Osmar e Londrina
Com relação à matéria ''Senador se queixa de aliado de Londrina'' (Política, pág. 5, 21/10) na qual Osmar Dias reclama da insuficiência de apoio do prefeito Barbosa Neto em sua campanha para o governo do Estado, será que o senador não percebeu ainda que se trata de com quem estava na eleição passada e a companhia de agora? Os próprios números citados por ele mostram exatamente isso. O senador ainda não demonstrou entender que, com a sua decisão, o Paraná perdeu dois representantes em Brasília: o próprio Osmar e o deputado Gustavo Fruet. Quem está rindo com sua vaga de senador é o PT.
SAMUEL CARDOSO DA SILVA (bancário) - Londrina

Londrina 'refratária'?
Sobre a matéria ''Para Gleisi, Londrina é 'refratária' ao PT'' (Política, pág. 5, 21/10), Londrina não é ''refratária ao PT'' como disse a senadora eleita Geisi Hoffmann. Prova disso é que elegemos um prefeito do PT duas vezes seguidas.
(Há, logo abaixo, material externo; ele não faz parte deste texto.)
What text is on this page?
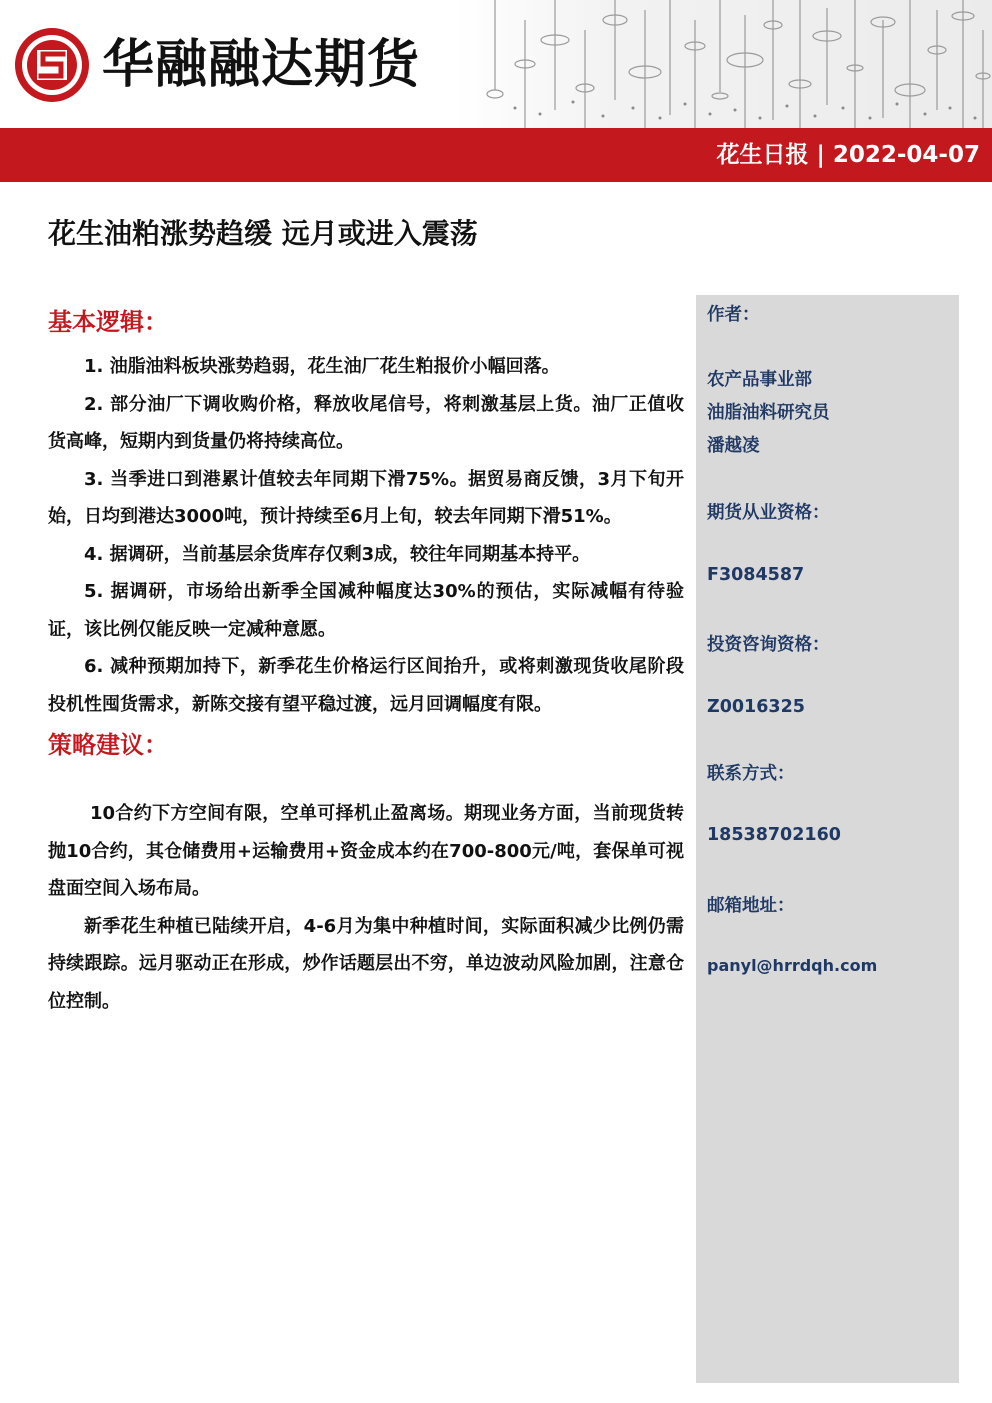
华融融达期货
花生日报 | 2022-04-07
花生油粕涨势趋缓 远月或进入震荡
基本逻辑：

1. 油脂油料板块涨势趋弱，花生油厂花生粕报价小幅回落。

2. 部分油厂下调收购价格，释放收尾信号，将刺激基层上货。油厂正值收货高峰，短期内到货量仍将持续高位。

3. 当季进口到港累计值较去年同期下滑75%。据贸易商反馈，3月下旬开始，日均到港达3000吨，预计持续至6月上旬，较去年同期下滑51%。

4. 据调研，当前基层余货库存仅剩3成，较往年同期基本持平。

5. 据调研，市场给出新季全国减种幅度达30%的预估，实际减幅有待验证，该比例仅能反映一定减种意愿。

6. 减种预期加持下，新季花生价格运行区间抬升，或将刺激现货收尾阶段投机性囤货需求，新陈交接有望平稳过渡，远月回调幅度有限。

策略建议：

10合约下方空间有限，空单可择机止盈离场。期现业务方面，当前现货转抛10合约，其仓储费用+运输费用+资金成本约在700-800元/吨，套保单可视盘面空间入场布局。

新季花生种植已陆续开启，4-6月为集中种植时间，实际面积减少比例仍需持续跟踪。远月驱动正在形成，炒作话题层出不穷，单边波动风险加剧，注意仓位控制。

作者：
农产品事业部
油脂油料研究员
潘越凌
期货从业资格：
F3084587
投资咨询资格：
Z0016325
联系方式：
18538702160
邮箱地址：
panyl@hrrdqh.com
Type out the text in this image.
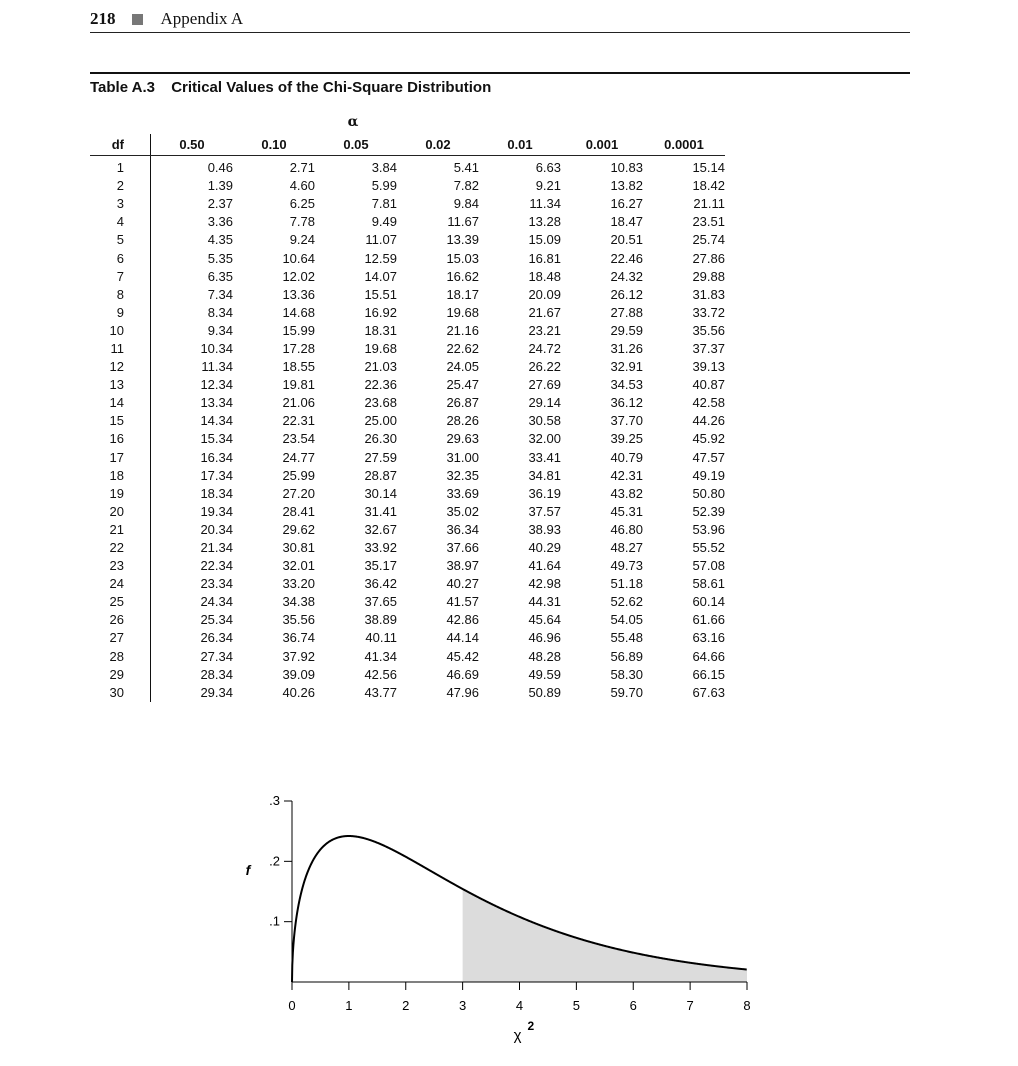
218	Appendix A
Table A.3 Critical Values of the Chi-Square Distribution
α
df	0.50	0.10	0.05	0.02	0.01	0.001	0.0001
1	0.46	2.71	3.84	5.41	6.63	10.83	15.14
2	1.39	4.60	5.99	7.82	9.21	13.82	18.42
3	2.37	6.25	7.81	9.84	11.34	16.27	21.11
4	3.36	7.78	9.49	11.67	13.28	18.47	23.51
5	4.35	9.24	11.07	13.39	15.09	20.51	25.74
6	5.35	10.64	12.59	15.03	16.81	22.46	27.86
7	6.35	12.02	14.07	16.62	18.48	24.32	29.88
8	7.34	13.36	15.51	18.17	20.09	26.12	31.83
9	8.34	14.68	16.92	19.68	21.67	27.88	33.72
10	9.34	15.99	18.31	21.16	23.21	29.59	35.56
11	10.34	17.28	19.68	22.62	24.72	31.26	37.37
12	11.34	18.55	21.03	24.05	26.22	32.91	39.13
13	12.34	19.81	22.36	25.47	27.69	34.53	40.87
14	13.34	21.06	23.68	26.87	29.14	36.12	42.58
15	14.34	22.31	25.00	28.26	30.58	37.70	44.26
16	15.34	23.54	26.30	29.63	32.00	39.25	45.92
17	16.34	24.77	27.59	31.00	33.41	40.79	47.57
18	17.34	25.99	28.87	32.35	34.81	42.31	49.19
19	18.34	27.20	30.14	33.69	36.19	43.82	50.80
20	19.34	28.41	31.41	35.02	37.57	45.31	52.39
21	20.34	29.62	32.67	36.34	38.93	46.80	53.96
22	21.34	30.81	33.92	37.66	40.29	48.27	55.52
23	22.34	32.01	35.17	38.97	41.64	49.73	57.08
24	23.34	33.20	36.42	40.27	42.98	51.18	58.61
25	24.34	34.38	37.65	41.57	44.31	52.62	60.14
26	25.34	35.56	38.89	42.86	45.64	54.05	61.66
27	26.34	36.74	40.11	44.14	46.96	55.48	63.16
28	27.34	37.92	41.34	45.42	48.28	56.89	64.66
29	28.34	39.09	42.56	46.69	49.59	58.30	66.15
30	29.34	40.26	43.77	47.96	50.89	59.70	67.63
0	1	2	3	4	5	6	7	8
.1
.2
.3
f
χ
2
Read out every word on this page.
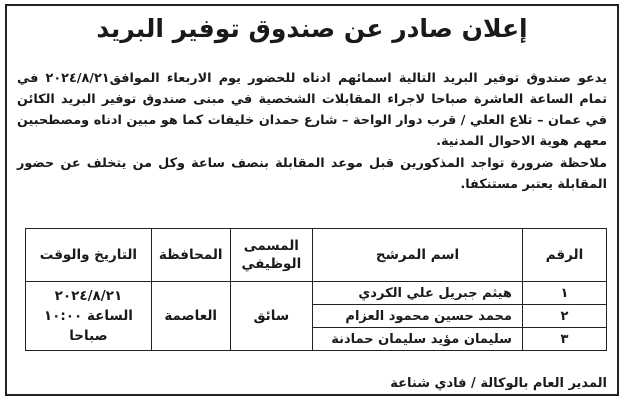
إعلان صادر عن صندوق توفير البريد
يدعو صندوق توفير البريد التالية اسمائهم ادناه للحضور يوم الاربعاء الموافق٢٠٢٤/٨/٢١ في تمام الساعة العاشرة صباحا لاجراء المقابلات الشخصية في مبنى صندوق توفير البريد الكائن في عمان – تلاع العلي / قرب دوار الواحة – شارع حمدان خليفات كما هو مبين ادناه ومصطحبين معهم هوية الاحوال المدنية.
ملاحظة ضرورة تواجد المذكورين قبل موعد المقابلة بنصف ساعة وكل من يتخلف عن حضور المقابلة يعتبر مستنكفا.
الرقم	اسم المرشح	المسمى الوظيفي	المحافظة	التاريخ والوقت
١	هيثم جبريل علي الكردي	سائق	العاصمة	٢٠٢٤/٨/٢١
الساعة ١٠:٠٠
صباحا

٢	محمد حسين محمود العزام			
٣	سليمان مؤيد سليمان حمادنة			
المدير العام بالوكالة / فادي شناعة
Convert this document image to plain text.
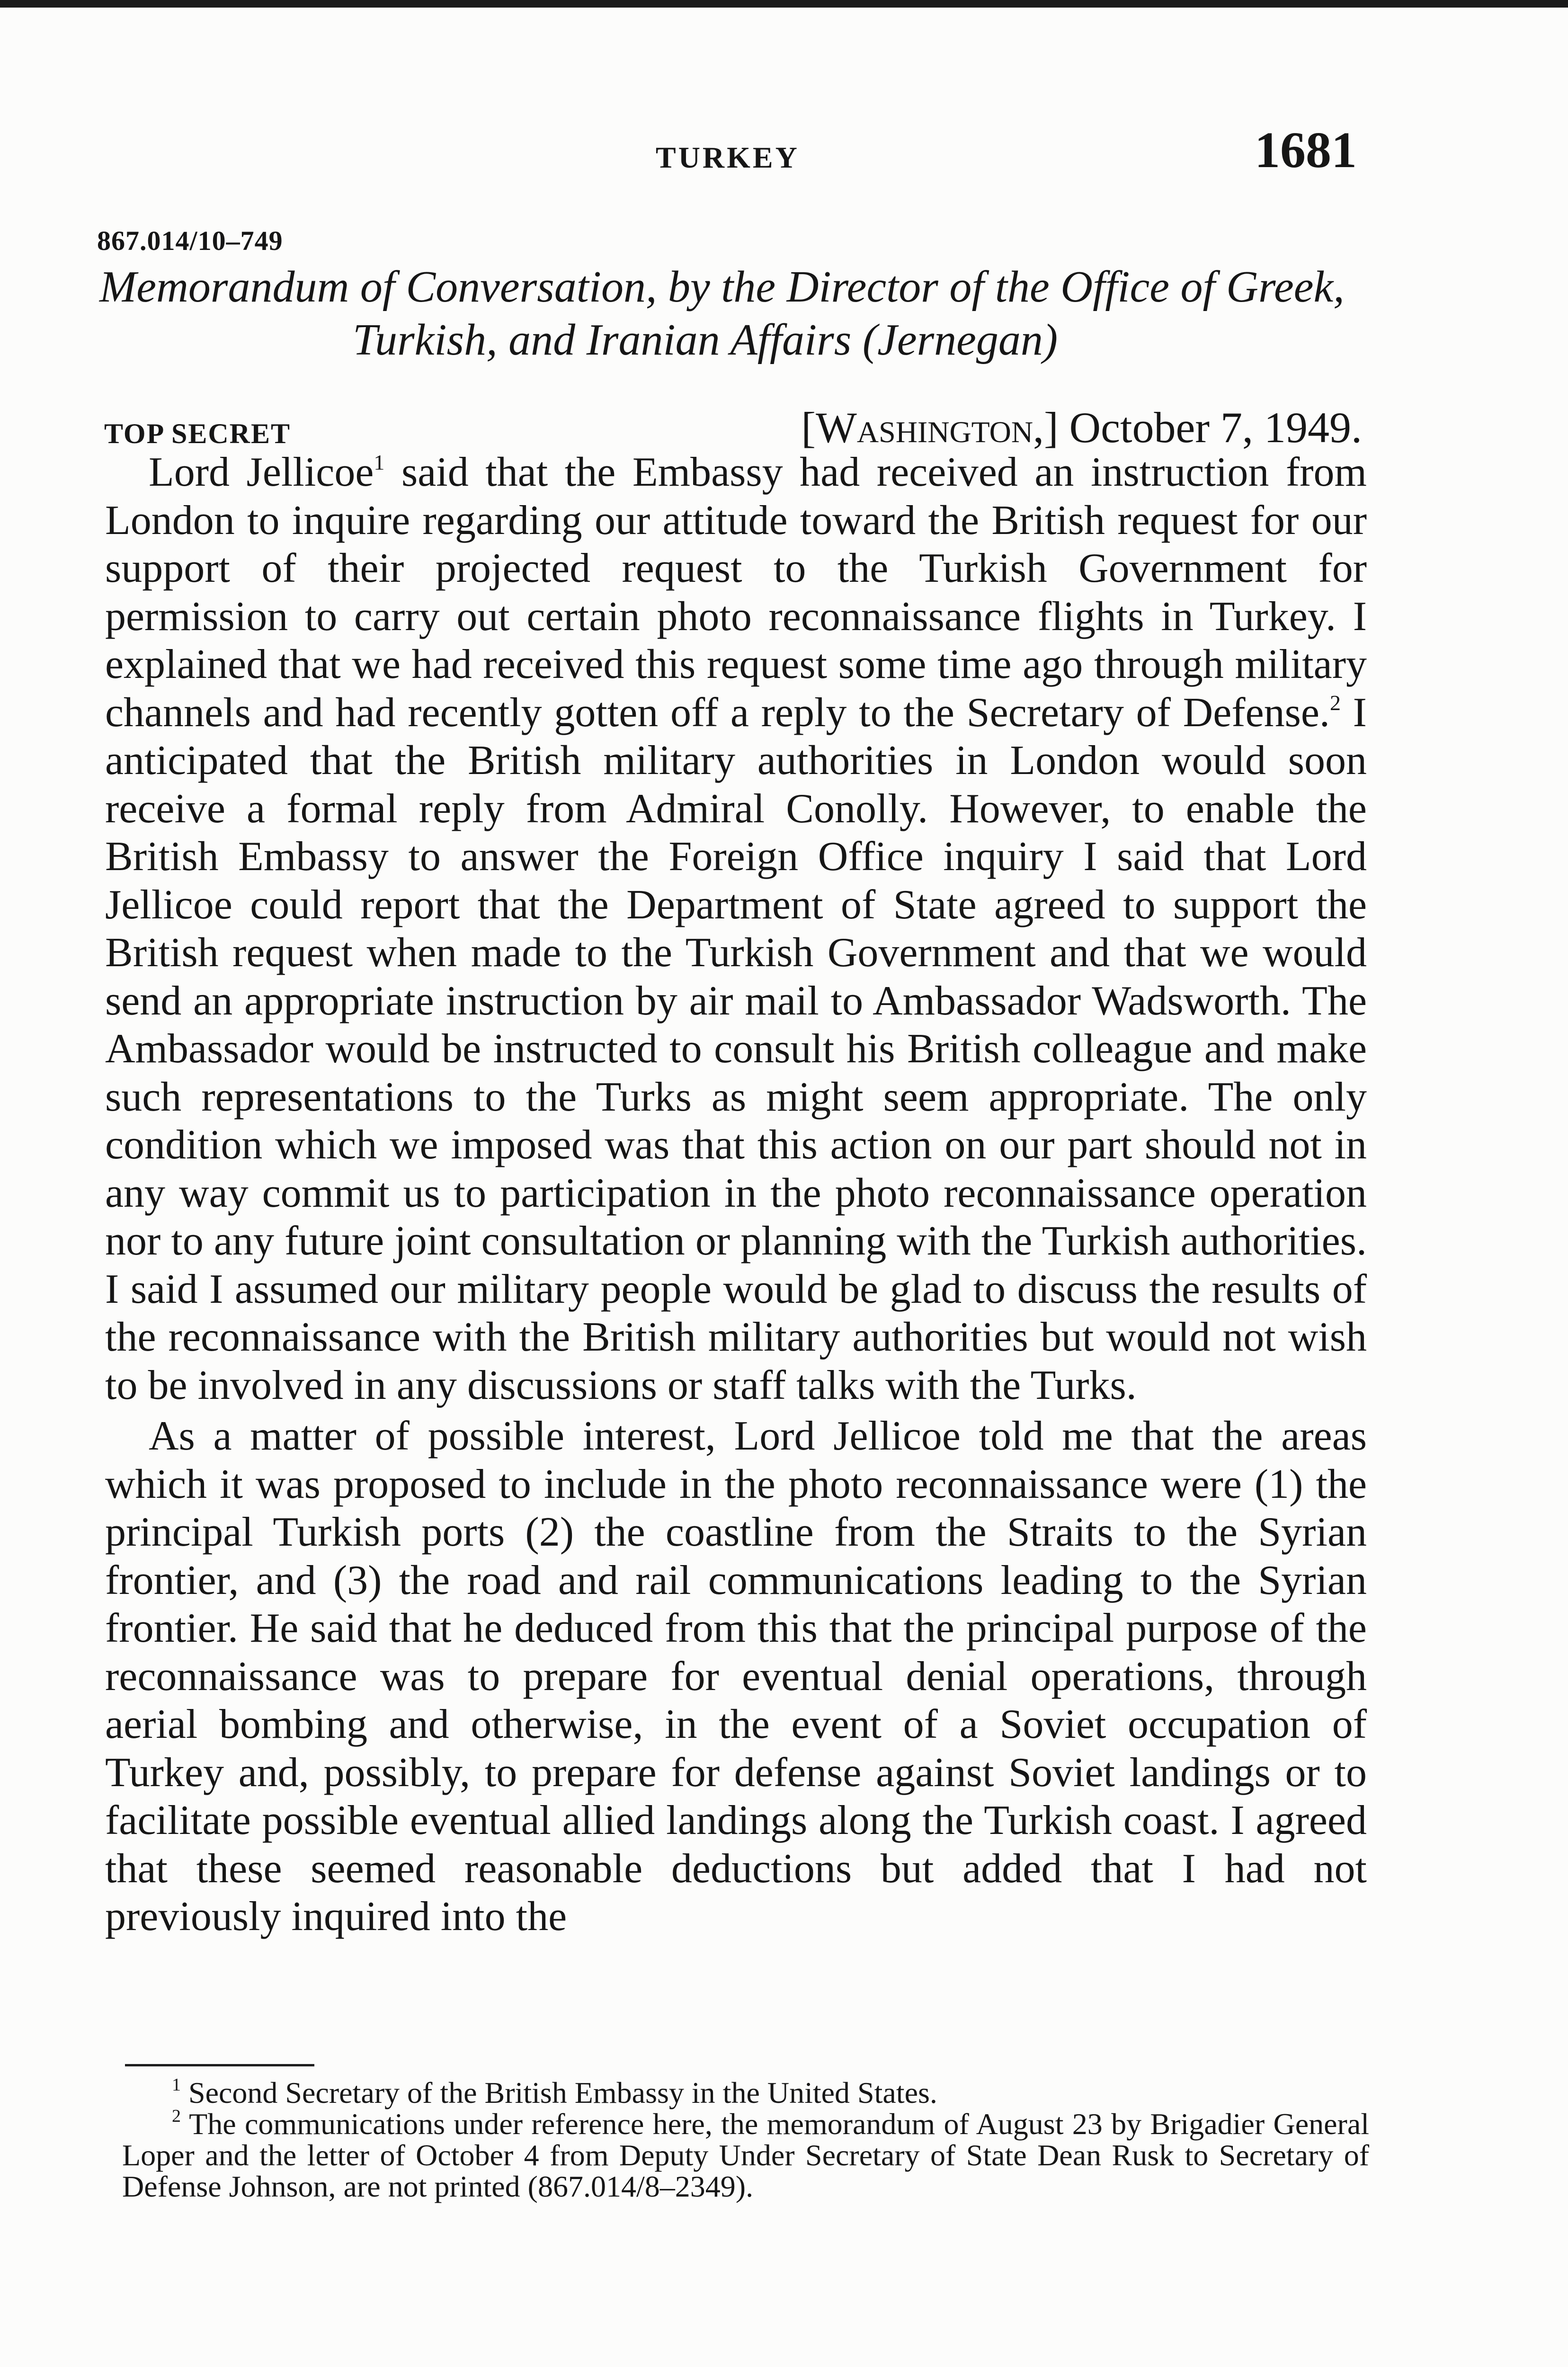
TURKEY	1681
867.014/10–749
Memorandum of Conversation, by the Director of the Office of Greek,
Turkish, and Iranian Affairs (Jernegan)
TOP SECRET	[Washington,] October 7, 1949.

Lord Jellicoe$^1$ said that the Embassy had received an instruction from London to inquire regarding our attitude toward the British request for our support of their projected request to the Turkish Government for permission to carry out certain photo reconnaissance flights in Turkey. I explained that we had received this request some time ago through military channels and had recently gotten off a reply to the Secretary of Defense.$^2$ I anticipated that the British military authorities in London would soon receive a formal reply from Admiral Conolly. However, to enable the British Embassy to answer the Foreign Office inquiry I said that Lord Jellicoe could report that the Department of State agreed to support the British request when made to the Turkish Government and that we would send an appropriate instruction by air mail to Ambassador Wadsworth. The Ambassador would be instructed to consult his British colleague and make such representations to the Turks as might seem appropriate. The only condition which we imposed was that this action on our part should not in any way commit us to participation in the photo reconnaissance operation nor to any future joint consultation or planning with the Turkish authorities. I said I assumed our military people would be glad to discuss the results of the reconnaissance with the British military authorities but would not wish to be involved in any discussions or staff talks with the Turks.

As a matter of possible interest, Lord Jellicoe told me that the areas which it was proposed to include in the photo reconnaissance were (1) the principal Turkish ports (2) the coastline from the Straits to the Syrian frontier, and (3) the road and rail communications leading to the Syrian frontier. He said that he deduced from this that the principal purpose of the reconnaissance was to prepare for eventual denial operations, through aerial bombing and otherwise, in the event of a Soviet occupation of Turkey and, possibly, to prepare for defense against Soviet landings or to facilitate possible eventual allied landings along the Turkish coast. I agreed that these seemed reasonable deductions but added that I had not previously inquired into the

$^1$ Second Secretary of the British Embassy in the United States.

$^2$ The communications under reference here, the memorandum of August 23 by Brigadier General Loper and the letter of October 4 from Deputy Under Secretary of State Dean Rusk to Secretary of Defense Johnson, are not printed (867.014/8–2349).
O que a população de Londrina percebeu é que o PT não possui mais uma ideologia política definida, importando-se apenas em eleger o maior número possível de candidatos, não importando quais alianças e conchavos devem ser feitos para atingir o objetivo. A verdade é que o PT se tornou exatamente aquilo o que combatia, quando foi criado, se tornou o ''sistema''.
RODRIGO NOGUEIRA PORTO (analista químico) - Londrina

Recado das urnas

Será que os políticos londrinenses entenderam o recado das urnas? Aprovamos maciçamente Beto Richa e José Serra e deixamos claro a nossa rejeição pelo governo atual. Elegemos apenas um deputado estadual, enquanto Cascavel elegeu quatro. No Congresso Nacional, Cascavel colocou cinco deputados, enquanto nós apenas três e por reeleição, ou seja, público cativo! Pelo jeito, as lideranças políticas londrinenses não falam a mesma linguagem da população. E ainda se reúnem num manifesto ''Pró-Dilma presidente''?
ALCIR ANTONIO CHIARI (engenheiro agrônomo) - Londrina

Pintura da Concha
Sobre a matéria ''Concha é pintada de rosa'' (Geral, pág. 9, 21/10), também reconhecemos o valor de um monumento histórico e cultural como a Concha Acústica e, ao pintá-la de rosa, não tivemos intenção de modificá-la definitivamente e sim chamar atenção! Discordamos da diretora de Patrimônio Artístico e Histórico da Secretaria Municipal de Cultura, Vanda de Moraes, que não recomendou a pintura da Concha. Que referência melhor da nossa cidade para chamar a atenção e alertar outras pessoas sobre a luta contra o câncer de mama? Nós, moradores da região, consideramos a Concha ''nosso quintal'' e ficamos felizes de vê-la colorida e com gente tirando fotos. Pode deixar que a pintaremos de branco de novo em novembro.
ALZIRA ELIZABETH DE OLIVEIRA (membro do Movimento Outubro Rosa e do Grupo de Mulheres Corretoras de Imóveis) e RITA DE CÁSSIA FULGÊNCIO (dona de casa) - Londrina

Covardia
A neutralidade da Marina da Silva e do Partido Verde no 2º turno da eleição presidencial é condenável. Não podemos aceitar, principalmente, de Marina Silva esse posicionamento. A neutralidade deve ser entendida como omissão e covardia. O Brasil está precisando de políticos que se posicionem para que tenhamos um país melhor. Essa neutralidade possivelmente favorecerá um dos candidatos o qual não é a melhor opção para o povo brasileiro.